Déjà que la créativité en berne des publicitaires les avait conduits à nous infliger des filles nues pour nous faire croire que « si tu as la voiture, tu auras la femme » (voir mon billet précédent), il est aujourd’hui avéré qu’en télé, en pub, en mode comme en tant d’autres domaines, pour que ça marche, il faut du sexe. Comme si le sperme était devenu le carburant universel. Cool ! On va pouvoir dire aux chercheurs qu’ils arrêtent de se faire chier avec les énergies renouvelables, les véhicules électriques et la fission nucléaire. On la tient notre énergie du futur.

Les fabricants de papier toilette bientôt côtés au CAC40

Et comme le privé devient public, que les sexualités s’exhibent et quittent le douillet cocon de la chambre (ou de la table du salon), les plus secrets des plaisirs qu’on s’offre à soi-même peuvent enfin être dévoilés au grand jour. Exit les canards de bain pour enfant, le nouveau modèle fonctionne avec deux piles LR6 et glissent des mains pour se loger entre les cuisses ! L’éternel adolescent, héros de Bref scotché à la souris de son ordinateur comme une cliente de la Redoute à la télécommande de son masseur à joue de la page 157, ne fait, lui, pas de détail sur ses visionnages répétés sur youporn. Le rouleau de sopalin fait partie de ses amis intimes.

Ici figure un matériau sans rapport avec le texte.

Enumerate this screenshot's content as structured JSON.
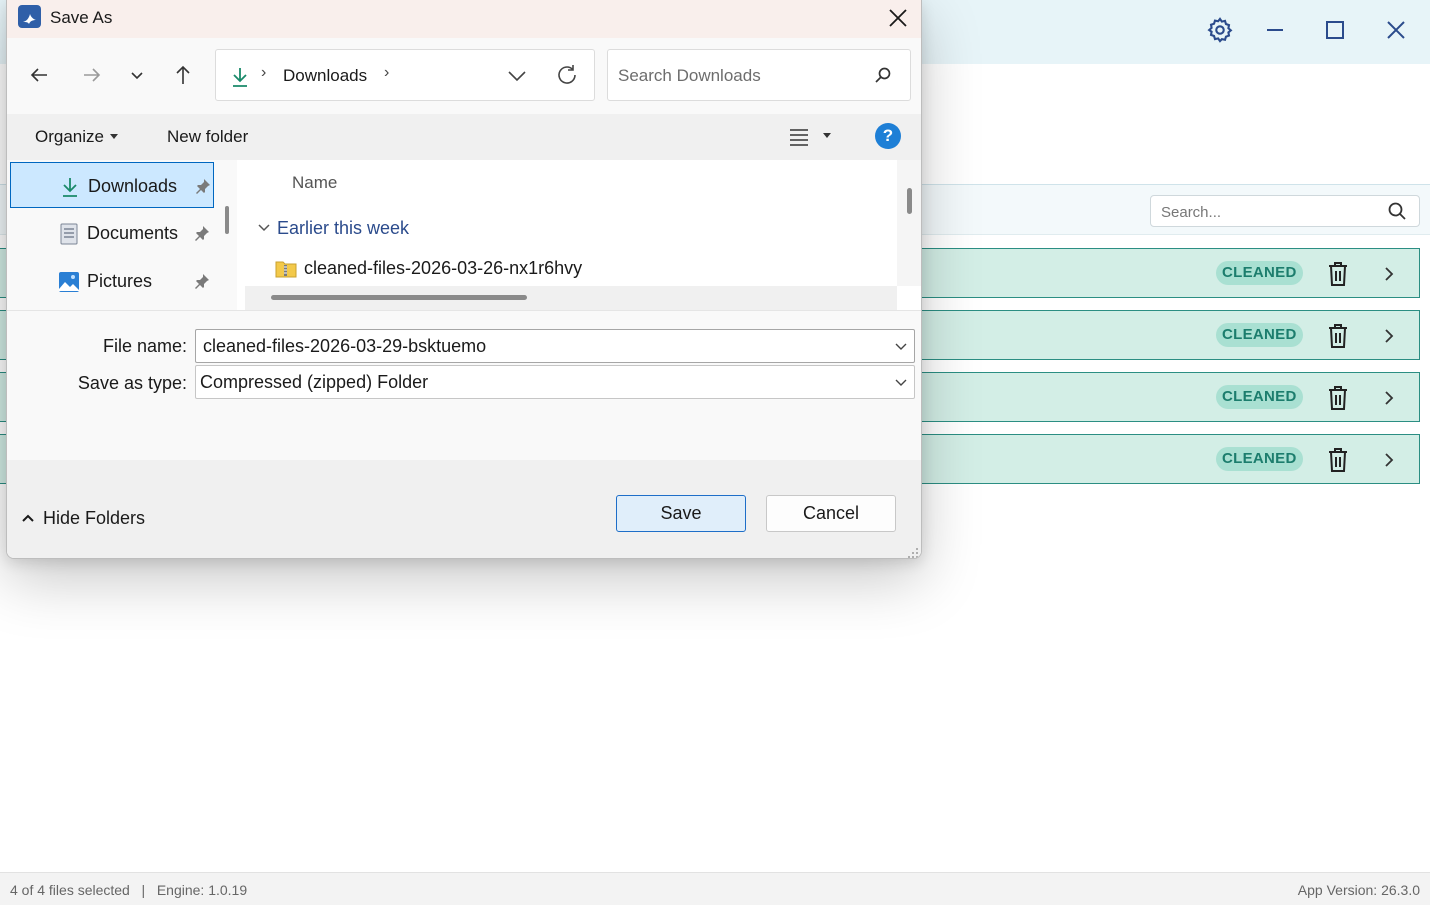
{
  "app": {
    "search_placeholder": "Search...",
    "rows": [
      {
        "status": "CLEANED"
      },
      {
        "status": "CLEANED"
      },
      {
        "status": "CLEANED"
      },
      {
        "status": "CLEANED"
      }
    ],
    "statusbar": {
      "left": "4 of 4 files selected   |   Engine: 1.0.19",
      "right": "App Version: 26.3.0"
    },
    "colors": {
      "titlebar_bg": "#e7f4f8",
      "row_bg": "#d3eee6",
      "row_border": "#2b8e83",
      "badge_bg": "#a9e0d2",
      "badge_text": "#1c7d6d"
    }
  },
  "dialog": {
    "title": "Save As",
    "address": {
      "current_folder": "Downloads",
      "separator": "›"
    },
    "search_placeholder": "Search Downloads",
    "toolbar": {
      "organize": "Organize",
      "new_folder": "New folder",
      "help": "?"
    },
    "nav_pane": [
      {
        "label": "Downloads",
        "icon": "download-arrow-icon",
        "selected": true
      },
      {
        "label": "Documents",
        "icon": "documents-icon",
        "selected": false
      },
      {
        "label": "Pictures",
        "icon": "pictures-icon",
        "selected": false
      }
    ],
    "list": {
      "column_name": "Name",
      "group": "Earlier this week",
      "files": [
        {
          "name": "cleaned-files-2026-03-26-nx1r6hvy",
          "icon": "zip-folder-icon"
        }
      ]
    },
    "form": {
      "file_name_label": "File name:",
      "file_name_value": "cleaned-files-2026-03-29-bsktuemo",
      "save_type_label": "Save as type:",
      "save_type_value": "Compressed (zipped) Folder"
    },
    "footer": {
      "hide_folders": "Hide Folders",
      "save": "Save",
      "cancel": "Cancel"
    },
    "colors": {
      "selected_bg": "#cce8ff",
      "selected_border": "#0067c0",
      "help_bg": "#1e7fd6",
      "accent": "#1e6ec8"
    }
  }
}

La téléréalité nous offre les meilleurs moments. Toutes les émissions sont prétextes à programmer du sexe. Les héroïnes de « Pocahonteuse » ou du classique « Viens dans mon slip, on est d’jà quatre » doivent se retourner dans leurs guêpières en latex devant les prestations inachevées des sextapes de Britney Spears, Laure Manaudou ou encore Loana et Jean-Édouard dans la piscine ! Franchement, quitte à faire des films X, autant les faire bien. Alors que tant de sociétaires de la Comédie Française en puissance tentent de se faire remarquer en exhibant leurs ébats et pénétrer le joyeux monde du coït à la chaîne, les pros, eux, rêvent d’en sortir. Qu’on se le dise, les héros du X sont des gens comme les autres. Brigitte Lahaie prône la fidélité, Katsuni commande des rouleaux de printemps sur alloresto après une partouze et Rocco Sifredi tente d’équilibrer sa filmographie riche de 500 pornos avec des films où son texte est enfin plus long que son pénis. Bon ok, y’a encore un peu de travail. Il en a fait 5…dont 2 de Catherine Breillat. Ça compte quand même ?

L’éducation sentimentale, où quand Dorcel remplace Balzac au programme de 3ème

La femme mûre aussi a droit à son émotions. Sa consommation de chair fraîche n’ayant pas encore atteint un niveau décent malgré les 50 nuances de Grey et ses étreintes passionnées, le grand Marc Dorcel a décidé de conquérir ce nouveau marché. Avec dorcelle.com (vous avez vu la nuance, il a mis « lle » pour féminiser son nom), les filles ont enfin leur portail du sexe. Il y a juste un petit problème. La variété des rubriques n’est pas encore au rendez-vous. Là où les hommes disposent d’une menu plus étoffé qu’au Mac Do, les filles n’ont pas encore trouvé l’équivalent des « perles d’Afriques », « teens », « gang bang », « amateur » ou « gonzo ».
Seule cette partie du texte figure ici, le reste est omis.